A hoarse whisper sounded out of the darkness. “I’m so tired.”

Jim let go the breath he had been holding, in relief. If the man was talking, there was hope. “Then rest, Chief. Come with me, and rest,” he said simply. He held out his hand, touching the man for the first time, laying his fingers on the hand holding the knife. His touch was light, but in a heartbeat he could have disarmed the man if he tried to cut himself or Jim, able to anticipate the movement in the minutest play of muscle and tendon under skin. He fervently hoped he wouldn’t have to.

He didn’t. The man’s hand opened, the knife falling to the dirt floor. Jim’s grip remained gentle, taking the now empty, icy-cold hand in his own. “Come on, Chief.” he said, pulling gently. “Come on.”
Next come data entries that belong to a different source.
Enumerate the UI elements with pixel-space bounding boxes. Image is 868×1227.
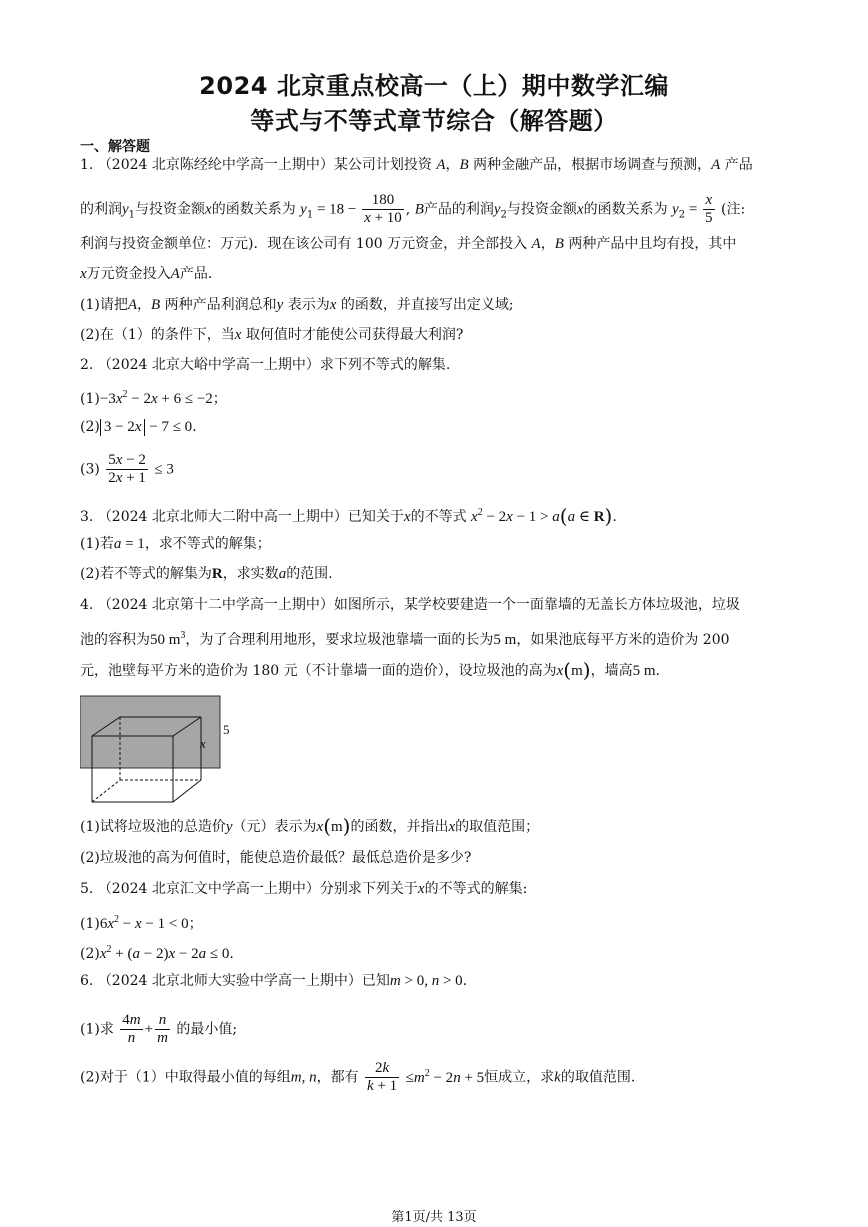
q1-line2: 的利润$y_1$与投资金额x的函数关系为 $y_1 = 18$ − $\frac{180}{x + 10}$ , B产品的利润$y_2$与投资金额x的函数关系为 $y_2$ = $\frac{x}{5}$ (注: — [80, 192, 746, 226]
q5-line1: 5. （2024 北京汇文中学高一上期中）分别求下列关于x的不等式的解集: — [80, 881, 528, 897]
q6-line1: 6. （2024 北京北师大实验中学高一上期中）已知m > 0, n > 0. — [80, 973, 468, 989]
q1-line1: 1. （2024 北京陈经纶中学高一上期中）某公司计划投资 A，B 两种金融产品，根据市场调查与预测，A 产品 — [80, 157, 753, 173]
q4-line2: 池的容积为50 $m^3$，为了合理利用地形，要求垃圾池靠墙一面的长为5 m，如果池底每平方米的造价为 200 — [80, 630, 730, 648]
q4-part2: (2)垃圾池的高为何值时，能使总造价最低？最低总造价是多少? — [80, 850, 472, 866]
fig-label-5: 5 — [223, 722, 230, 737]
q1-part1: (1)请把A，B 两种产品利润总和y 表示为x 的函数，并直接写出定义域; — [80, 297, 514, 313]
q2-part1: $(1)-3x^2 - 2x + 6 \le -2$； — [80, 389, 227, 407]
q2-part2: (2) 3 − 2x − 7 ≤ 0． — [80, 419, 207, 435]
q4-line1: 4. （2024 北京第十二中学高一上期中）如图所示，某学校要建造一个一面靠墙的无盖长方体垃圾池，垃圾 — [80, 597, 740, 613]
q2-part3: (3) $\frac{5x - 2}{2x + 1}$ ≤ 3 — [80, 452, 174, 486]
pool-diagram — [80, 694, 240, 804]
q4-part1: (1)试将垃圾池的总造价y（元）表示为x(m)的函数，并指出x的取值范围； — [80, 814, 540, 838]
section-heading: 一、解答题 — [80, 139, 150, 155]
document-title-line1: 2024 北京重点校高一（上）期中数学汇编 — [199, 72, 669, 100]
fig-label-x: x — [200, 736, 206, 751]
q1-part2: (2)在（1）的条件下，当x 取何值时才能使公司获得最大利润? — [80, 327, 464, 343]
q3-part2: (2)若不等式的解集为R，求实数a的范围. — [80, 566, 333, 582]
document-title-line2: 等式与不等式章节综合（解答题） — [250, 107, 618, 135]
q5-part1: $(1)6x^2 - x - 1 < 0$； — [80, 914, 203, 932]
wall-rect — [80, 696, 220, 768]
q6-part1: (1)求 $\frac{4m}{n}$ + $\frac{n}{m}$ 的最小值; — [80, 1012, 238, 1046]
q4-line3: 元，池壁每平方米的造价为 180 元（不计靠墙一面的造价），设垃圾池的高为x(m)，墙高5 m. — [80, 658, 660, 682]
q3-part1: (1)若a = 1，求不等式的解集； — [80, 536, 271, 552]
page-footer: 第1页/共 13页 — [391, 1210, 477, 1225]
q5-part2: $(2)x^2 + (a - 2)x - 2a \le 0$. — [80, 944, 234, 962]
q3-line1: 3. （2024 北京北师大二附中高一上期中）已知关于x的不等式 $x^2 - 2x - 1 > a(a$ ∈ R). — [80, 504, 617, 528]
q1-line3: 利润与投资金额单位：万元)．现在该公司有 100 万元资金，并全部投入 A，B 两种产品中且均有投，其中 — [80, 236, 737, 252]
q2-line1: 2. （2024 北京大峪中学高一上期中）求下列不等式的解集. — [80, 357, 451, 373]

Gradually, in slow increments, the man moved towards him, allowing himself to be maneuvered to Jim’s side. Then, once he was all the way out, Jim hoisted an arm around him and stood, bringing the man with him. Under the rags he could feel how thin the man’s shivering frame was, and how cold.

Supporting most of his charge’s weight as he guided his stumbling steps outside again, he spoke quietly to Joel who had been waiting outside the barn. “Get things ready up at the house. I’ll need hot water for a bath, clean clothes, bandages. You know the drill.” Joel nodded, and before he left, shucked off his cloak and placed it around the young man’s shoulders, naked pity on his face. Jim held the man closer as he wrapped it around him, trying to warm him up as they moved along. “Not far now,” he said quietly, encouraging. “It’s all over now”.